На этом фоне внезапное появление Ру не могло не произвести сенсации. Едва Меккинс поведал о ней Ребекке, как она тут же решила отправиться в Бэрроу-Вэйл, надеясь опередить Мандрейка и Руна и переговорить с кротихой, которой довелось оказаться на расстоянии нескольких футов от Крота Камня. В нынешнем беспокойном состоянии она предпочитала действие бездействию. Меккинс возражал, но Ребекка не захотела его слушать, обещав, однако, вести себя предельно осторожно.
Ребекка благополучно добралась до Бэрроу-Вэйла, но переговорить с Ру не успела. Едва она оказалась в широких туннелях Бэрроу-Вэйла, как из бокового туннеля, тонувшего в тени, послышался леденящий кровь голос:
— Ребекка! Вот так сюрприз! Ты пришла в Бэрроу-Вэйл поболтать со мной? Очень хорошо, рад тебя видеть...
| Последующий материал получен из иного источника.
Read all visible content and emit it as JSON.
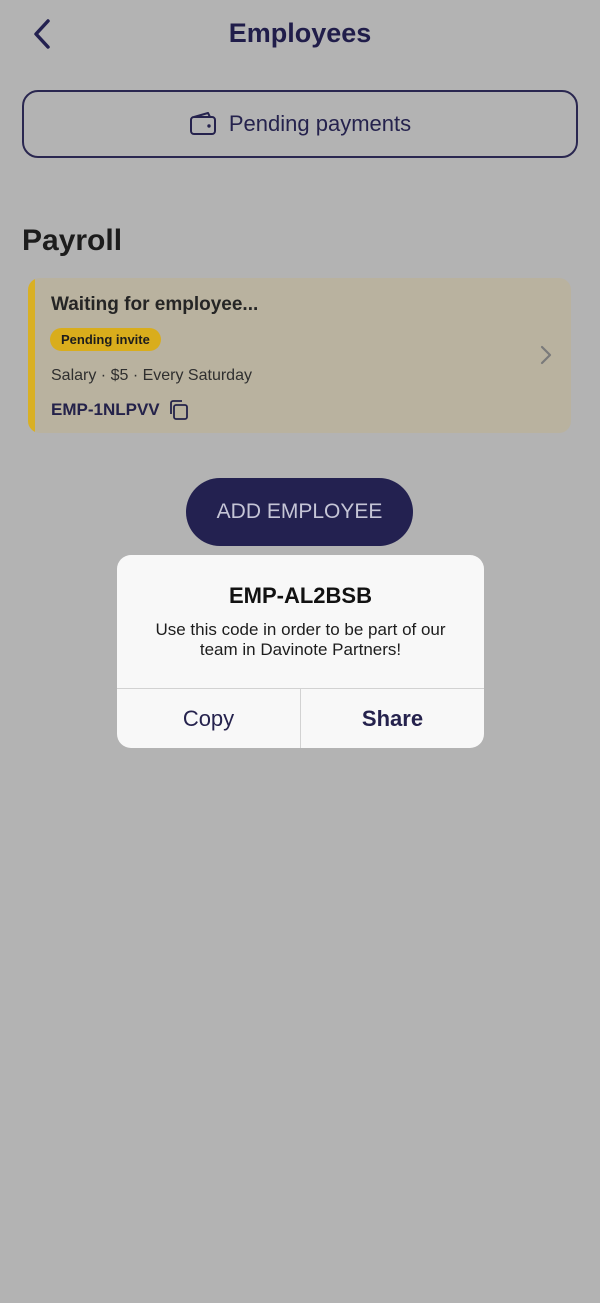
{
  "header": {
    "title": "Employees",
    "back_icon": "chevron-left-icon"
  },
  "pending_payments": {
    "label": "Pending payments",
    "icon": "wallet-icon"
  },
  "section": {
    "title": "Payroll"
  },
  "employee_card": {
    "title": "Waiting for employee...",
    "badge": "Pending invite",
    "info": "Salary · $5 · Every Saturday",
    "code": "EMP-1NLPVV",
    "copy_icon": "copy-icon",
    "accent_color": "#d9b024"
  },
  "add_button": {
    "label": "ADD EMPLOYEE"
  },
  "dialog": {
    "title": "EMP-AL2BSB",
    "message": "Use this code in order to be part of our team in Davinote Partners!",
    "copy_label": "Copy",
    "share_label": "Share"
  },
  "colors": {
    "brand": "#232150",
    "overlay": "#b3b3b3",
    "badge": "#d9ad1c"
  }
}
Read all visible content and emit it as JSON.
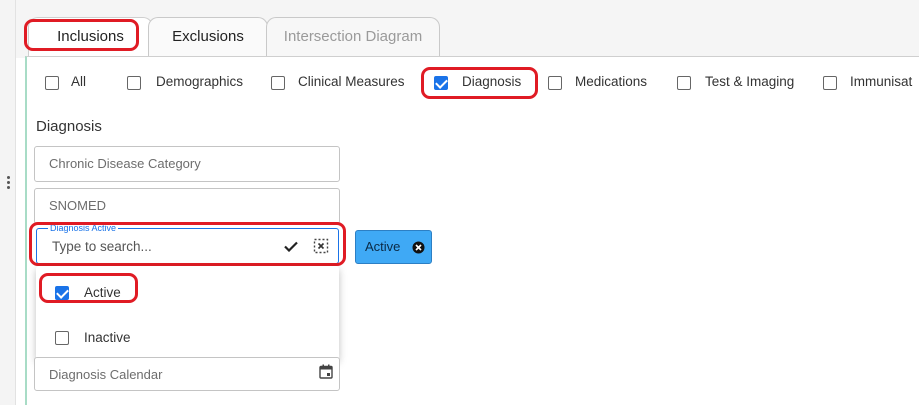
{
  "tabs": [
    {
      "label": "Inclusions",
      "state": "active"
    },
    {
      "label": "Exclusions",
      "state": "normal"
    },
    {
      "label": "Intersection Diagram",
      "state": "disabled"
    }
  ],
  "filters": [
    {
      "label": "All",
      "checked": false
    },
    {
      "label": "Demographics",
      "checked": false
    },
    {
      "label": "Clinical Measures",
      "checked": false
    },
    {
      "label": "Diagnosis",
      "checked": true
    },
    {
      "label": "Medications",
      "checked": false
    },
    {
      "label": "Test & Imaging",
      "checked": false
    },
    {
      "label": "Immunisat",
      "checked": false
    }
  ],
  "diagnosis": {
    "section_title": "Diagnosis",
    "category_field": {
      "placeholder": "Chronic Disease Category"
    },
    "snomed_field": {
      "placeholder": "SNOMED"
    },
    "active_field": {
      "legend": "Diagnosis Active",
      "placeholder": "Type to search...",
      "value": ""
    },
    "selected_chip": {
      "label": "Active"
    },
    "dropdown_options": [
      {
        "label": "Active",
        "checked": true
      },
      {
        "label": "Inactive",
        "checked": false
      }
    ],
    "calendar_field": {
      "placeholder": "Diagnosis Calendar"
    }
  },
  "colors": {
    "highlight": "#e01b24",
    "accent": "#1a73e8",
    "chip": "#3fa9f5",
    "content_border": "#a8dcc6"
  },
  "icons": [
    "drag-handle-icon",
    "checkmark-icon",
    "clear-selection-icon",
    "chip-close-icon",
    "calendar-icon"
  ]
}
Рун вышел из тени и направился навстречу Ребекке, явно пытаясь загнать ее в один из боковых туннелей. Рун, этот коварный и расчетливый служитель зла, избрал ее жертвой своих черных чар и, как это обычно и бывало, появился в самый неподходящий момент. Уже в следующее мгновение он понял, что Ребекка готова к спариванию, и тут же стал навязывать себя ей. Ребекка ненавидела его, но тело ее отказывалось повиноваться. Она могла убежать, могла принять оборонительную позу или сделать еще что-нибудь, однако вместо этого она опустила рыльце к самой земле и, не отрывая глаз от Руна, стала медленно пятиться, чувствуя в теле необычайное напряжение.
— Да, со времени нашей последней встречи утекло немало времени... Это произошло еще весной, верно? Ты была еще совсем ребенком... Теперь ты взрослая самка, и, как я слышал...
Она ненавидела каждое его слово, устремленный на нее недвижный взгляд его глаз, его тайное знание, его гибкое тело, надвигающееся на нее... Внезапно она почувствовала необыкновенное возбуждение, от которого у нее буквально потемнело в глазах. Может, спаривание и было этой чувственной тьмою? Чего она никак не могла взять в толк, так это того, почему оно представлялось ей раньше чем-то радостным и благостным.